Friday, May 23, 2008


Boy did Hillary put her foot in her mouth this time. Her comment about Bobby Kennedy being assassinated in June of 1968 may very well go down as the gaffe that kills her campaign. Talking Points Memo has two videos, the first of the original comment, and the second one of her apology.

This is the apology:

This may be the first time in six months that I am actually willing to give Hillary the benefit of the doubt. I don't think she intended anything other than to refer to the fact that, in 1968, Bobby Kennedy won the California primary in June. I live about 6 blocks from the site of the Ambassador Hotel. It's being torn down to make way for a school, which has been something of a controversy in and of itself. So I am very aware of the circumstances of Bobby Kennedy's death. I also read the Vanity Fair cover story about his campaign for president. So I took her comment at face value; I actually had to read a few comments on a blog before I realized why this was such a big deal. Then, of course, I immediately realized that it would be a very big deal.

As for the content of her comment, that primary seasons have lasted this long, I beg to differ, and I can cite specific evidence from 1992. I moved to Washington, DC, in May of 1992, from my hometown of Detroit, specifically because I wanted to be in Washington well before the elections, specifically because I was very confident that Bill Clinton was going to win the election. I didn't think a generic Democrat was going to win - I thot BILL CLINTON was going to win. And I was right.

Her reference to 1968 is inappropriate in another respect. One reason that the campaign lasted as long as it did is that Lyndon Johnson dropped out of the race in the middle of the primary season. That's extremely unusual, and it shook up the race dramatically. One thing I learned from the Vanity Fair article was that Bobby Kennedy announced his candidacy AFTER the New Hampshire primary, which was in March. His campaign lasted only 82 days. Obama has been running for well over a year. 1968 and 2008 could not be more different. And then, after the primary season was over, came the Democratic convention in Chicago, which was the scene of riots and police violence. And then, after it was all over, Nixon won the election. If I were Hillary Clinton, apart from the very unfortunate mention of an assassination, I really would not want to bring up the Democratic nomination process of 1968.

But what really bothers me about this episode is her apology. She mentions the Kennedy family, which is good, particularly since Ted Kennedy is ill. But that's all she does. She does not seem to have a clue why this was such a major gaffe. Just a bit of historical perspective: two months before RFK's assassination, Martin Luther King was killed. Many African Americans, and in fact many white people, have been very worried that something bad might happen to Obama. I don't think Hillary had any intention of bringing up that idea when she mentioned RFK - on this I am willing to give her the benefit of the doubt. But once people made that association, it was incumbent on her to recognize that and address it.
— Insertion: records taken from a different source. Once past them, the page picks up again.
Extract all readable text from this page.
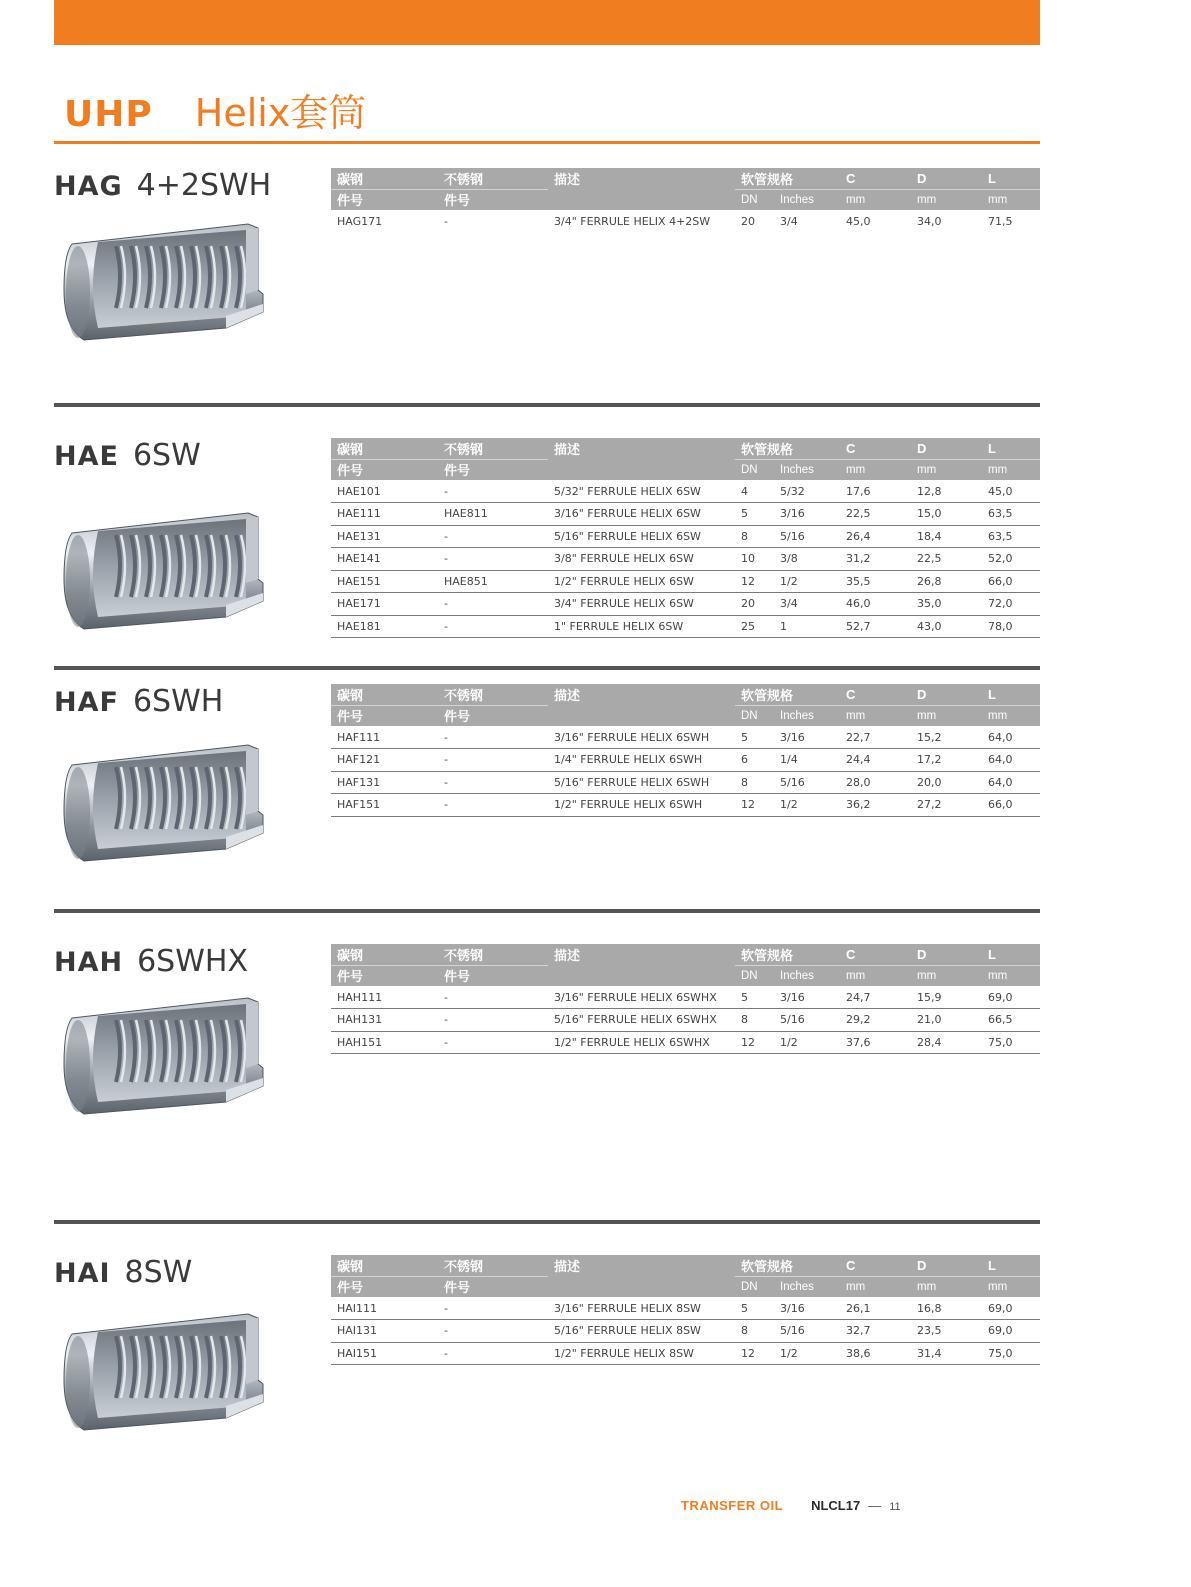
UHP Helix套筒
HAG 4+2SWH	碳钢	不锈钢	描述	软管规格		C	D	L
件号	件号		DN	Inches	mm	mm	mm
HAG171	-	3/4" FERRULE HELIX 4+2SW	20	3/4	45,0	34,0	71,5
HAE 6SW	碳钢	不锈钢	描述	软管规格		C	D	L
件号	件号		DN	Inches	mm	mm	mm
HAE101	-	5/32" FERRULE HELIX 6SW	4	5/32	17,6	12,8	45,0
HAE111	HAE811	3/16" FERRULE HELIX 6SW	5	3/16	22,5	15,0	63,5
HAE131	-	5/16" FERRULE HELIX 6SW	8	5/16	26,4	18,4	63,5
HAE141	-	3/8" FERRULE HELIX 6SW	10	3/8	31,2	22,5	52,0
HAE151	HAE851	1/2" FERRULE HELIX 6SW	12	1/2	35,5	26,8	66,0
HAE171	-	3/4" FERRULE HELIX 6SW	20	3/4	46,0	35,0	72,0
HAE181	-	1" FERRULE HELIX 6SW	25	1	52,7	43,0	78,0
HAF 6SWH	碳钢	不锈钢	描述	软管规格		C	D	L
件号	件号		DN	Inches	mm	mm	mm
HAF111	-	3/16" FERRULE HELIX 6SWH	5	3/16	22,7	15,2	64,0
HAF121	-	1/4" FERRULE HELIX 6SWH	6	1/4	24,4	17,2	64,0
HAF131	-	5/16" FERRULE HELIX 6SWH	8	5/16	28,0	20,0	64,0
HAF151	-	1/2" FERRULE HELIX 6SWH	12	1/2	36,2	27,2	66,0
HAH 6SWHX	碳钢	不锈钢	描述	软管规格		C	D	L
件号	件号		DN	Inches	mm	mm	mm
HAH111	-	3/16" FERRULE HELIX 6SWHX	5	3/16	24,7	15,9	69,0
HAH131	-	5/16" FERRULE HELIX 6SWHX	8	5/16	29,2	21,0	66,5
HAH151	-	1/2" FERRULE HELIX 6SWHX	12	1/2	37,6	28,4	75,0
HAI 8SW	碳钢	不锈钢	描述	软管规格		C	D	L
件号	件号		DN	Inches	mm	mm	mm
HAI111	-	3/16" FERRULE HELIX 8SW	5	3/16	26,1	16,8	69,0
HAI131	-	5/16" FERRULE HELIX 8SW	8	5/16	32,7	23,5	69,0
HAI151	-	1/2" FERRULE HELIX 8SW	12	1/2	38,6	31,4	75,0
TRANSFER OIL NLCL17 — 11
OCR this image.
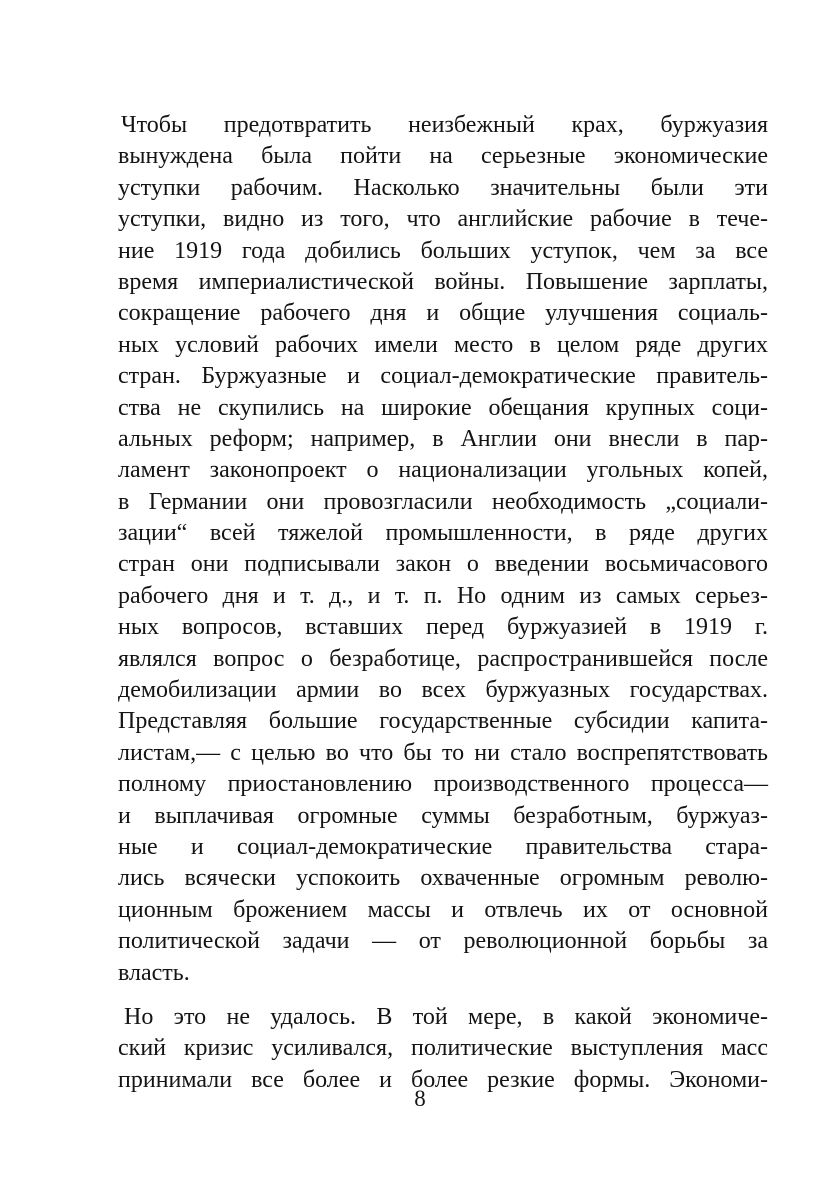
Чтобы предотвратить неизбежный крах, буржуазия
вынуждена была пойти на серьезные экономические
уступки рабочим. Насколько значительны были эти
уступки, видно из того, что английские рабочие в тече-
ние 1919 года добились больших уступок, чем за все
время империалистической войны. Повышение зарплаты,
сокращение рабочего дня и общие улучшения социаль-
ных условий рабочих имели место в целом ряде других
стран. Буржуазные и социал-демократические правитель-
ства не скупились на широкие обещания крупных соци-
альных реформ; например, в Англии они внесли в пар-
ламент законопроект о национализации угольных копей,
в Германии они провозгласили необходимость „социали-
зации“ всей тяжелой промышленности, в ряде других
стран они подписывали закон о введении восьмичасового
рабочего дня и т. д., и т. п. Но одним из самых серьез-
ных вопросов, вставших перед буржуазией в 1919 г.
являлся вопрос о безработице, распространившейся после
демобилизации армии во всех буржуазных государствах.
Представляя большие государственные субсидии капита-
листам,— с целью во что бы то ни стало воспрепятствовать
полному приостановлению производственного процесса—
и выплачивая огромные суммы безработным, буржуаз-
ные и социал-демократические правительства стара-
лись всячески успокоить охваченные огромным револю-
ционным брожением массы и отвлечь их от основной
политической задачи — от революционной борьбы за
власть.
Но это не удалось. В той мере, в какой экономиче-
ский кризис усиливался, политические выступления масс
принимали все более и более резкие формы. Экономи-
8
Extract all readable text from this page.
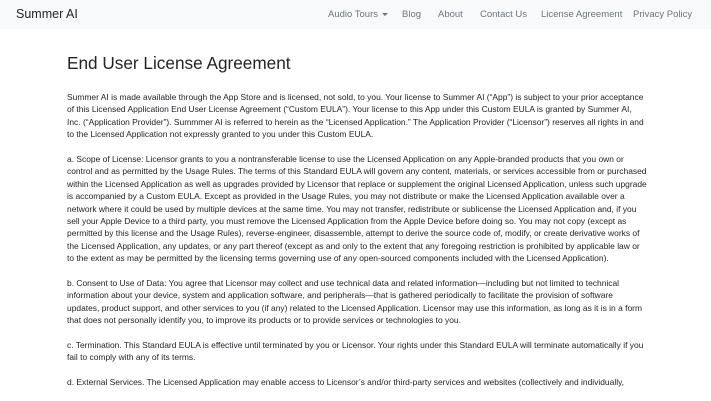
Summer AI	Audio Tours	Blog About Contact Us License Agreement Privacy Policy
End User License Agreement

Summer AI is made available through the App Store and is licensed, not sold, to you. Your license to Summer AI (“App”) is subject to your prior acceptance of this Licensed Application End User License Agreement (“Custom EULA”). Your license to this App under this Custom EULA is granted by Summer AI, Inc. (“Application Provider”). Summmer AI is referred to herein as the “Licensed Application.” The Application Provider (“Licensor”) reserves all rights in and to the Licensed Application not expressly granted to you under this Custom EULA.

a. Scope of License: Licensor grants to you a nontransferable license to use the Licensed Application on any Apple-branded products that you own or control and as permitted by the Usage Rules. The terms of this Standard EULA will govern any content, materials, or services accessible from or purchased within the Licensed Application as well as upgrades provided by Licensor that replace or supplement the original Licensed Application, unless such upgrade is accompanied by a Custom EULA. Except as provided in the Usage Rules, you may not distribute or make the Licensed Application available over a network where it could be used by multiple devices at the same time. You may not transfer, redistribute or sublicense the Licensed Application and, if you sell your Apple Device to a third party, you must remove the Licensed Application from the Apple Device before doing so. You may not copy (except as permitted by this license and the Usage Rules), reverse-engineer, disassemble, attempt to derive the source code of, modify, or create derivative works of the Licensed Application, any updates, or any part thereof (except as and only to the extent that any foregoing restriction is prohibited by applicable law or to the extent as may be permitted by the licensing terms governing use of any open-sourced components included with the Licensed Application).

b. Consent to Use of Data: You agree that Licensor may collect and use technical data and related information—including but not limited to technical information about your device, system and application software, and peripherals—that is gathered periodically to facilitate the provision of software updates, product support, and other services to you (if any) related to the Licensed Application. Licensor may use this information, as long as it is in a form that does not personally identify you, to improve its products or to provide services or technologies to you.

c. Termination. This Standard EULA is effective until terminated by you or Licensor. Your rights under this Standard EULA will terminate automatically if you fail to comply with any of its terms.

d. External Services. The Licensed Application may enable access to Licensor’s and/or third-party services and websites (collectively and individually,
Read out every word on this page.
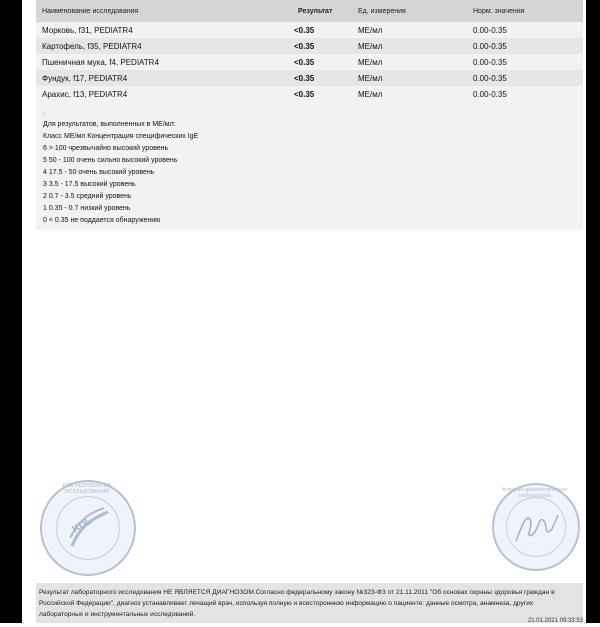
Наименование исследования	Результат	Ед. измерения	Норм. значения
Морковь, f31, PEDIATR4	<0.35	МЕ/мл	0.00-0.35
Картофель, f35, PEDIATR4	<0.35	МЕ/мл	0.00-0.35
Пшеничная мука, f4, PEDIATR4	<0.35	МЕ/мл	0.00-0.35
Фундук, f17, PEDIATR4	<0.35	МЕ/мл	0.00-0.35
Арахис, f13, PEDIATR4	<0.35	МЕ/мл	0.00-0.35
.
Для результатов, выполненных в МЕ/мл:
Класс МЕ/мл Концентрация специфических IgE
6 > 100 чрезвычайно высокий уровень
5 50 - 100 очень сильно высокий уровень
4 17.5 - 50 очень высокий уровень
3 3.5 - 17.5 высокий уровень
2 0.7 - 3.5 средний уровень
1 0.35 - 0.7 низкий уровень
0 < 0.35 не поддается обнаружению
ДЛЯ РЕЗУЛЬТАТОВ ИССЛЕДОВАНИЙ
KDL
Клинико-диагностическая лаборатория

Результат лабораторного исследования НЕ ЯВЛЯЕТСЯ ДИАГНОЗОМ.Согласно федеральному закону №323-ФЗ от 21.11.2011 "Об основах охраны здоровья граждан в Российской Федерации", диагноз устанавливает лечащий врач, используя полную и всестороннюю информацию о пациенте: данные осмотра, анамнеза, других лабораторных и инструментальных исследований.

21.01.2021 09:33:53
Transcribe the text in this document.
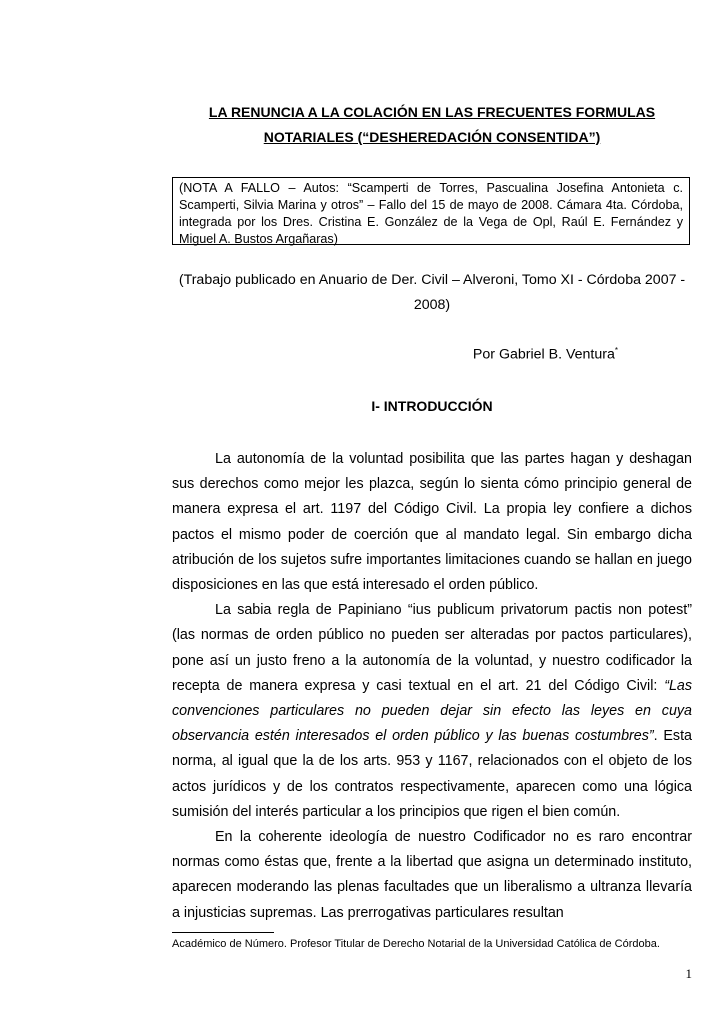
LA RENUNCIA A LA COLACIÓN EN LAS FRECUENTES FORMULAS
NOTARIALES (“DESHEREDACIÓN CONSENTIDA”)
(NOTA A FALLO – Autos: “Scamperti de Torres, Pascualina Josefina Antonieta c. Scamperti, Silvia Marina y otros” – Fallo del 15 de mayo de 2008. Cámara 4ta. Córdoba, integrada por los Dres. Cristina E. González de la Vega de Opl, Raúl E. Fernández y Miguel A. Bustos Argañaras)
(Trabajo publicado en Anuario de Der. Civil – Alveroni, Tomo XI - Córdoba 2007 - 2008)
Por Gabriel B. Ventura*
I- INTRODUCCIÓN

La autonomía de la voluntad posibilita que las partes hagan y deshagan sus derechos como mejor les plazca, según lo sienta cómo principio general de manera expresa el art. 1197 del Código Civil. La propia ley confiere a dichos pactos el mismo poder de coerción que al mandato legal. Sin embargo dicha atribución de los sujetos sufre importantes limitaciones cuando se hallan en juego disposiciones en las que está interesado el orden público.

La sabia regla de Papiniano “ius publicum privatorum pactis non potest” (las normas de orden público no pueden ser alteradas por pactos particulares), pone así un justo freno a la autonomía de la voluntad, y nuestro codificador la recepta de manera expresa y casi textual en el art. 21 del Código Civil: “Las convenciones particulares no pueden dejar sin efecto las leyes en cuya observancia estén interesados el orden público y las buenas costumbres”. Esta norma, al igual que la de los arts. 953 y 1167, relacionados con el objeto de los actos jurídicos y de los contratos respectivamente, aparecen como una lógica sumisión del interés particular a los principios que rigen el bien común.

En la coherente ideología de nuestro Codificador no es raro encontrar normas como éstas que, frente a la libertad que asigna un determinado instituto, aparecen moderando las plenas facultades que un liberalismo a ultranza llevaría a injusticias supremas. Las prerrogativas particulares resultan

Académico de Número. Profesor Titular de Derecho Notarial de la Universidad Católica de Córdoba.
1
And she didn't. Which, in a way, is worse. I just read some of the comments on the NY Times blog, and lots of people made the leap to thinking that she was implying that something might happen to Obama, and that's why she should stay in the race. I think all of those people are misinterpreting her comments. That is somewhat unfair to her. But she said it. She is the one running for president. She of all people should be aware of the dangers of saying something that could be misinterpreted in the middle of a campaign. She's in a hole. She really had better figure a way to dig herself out.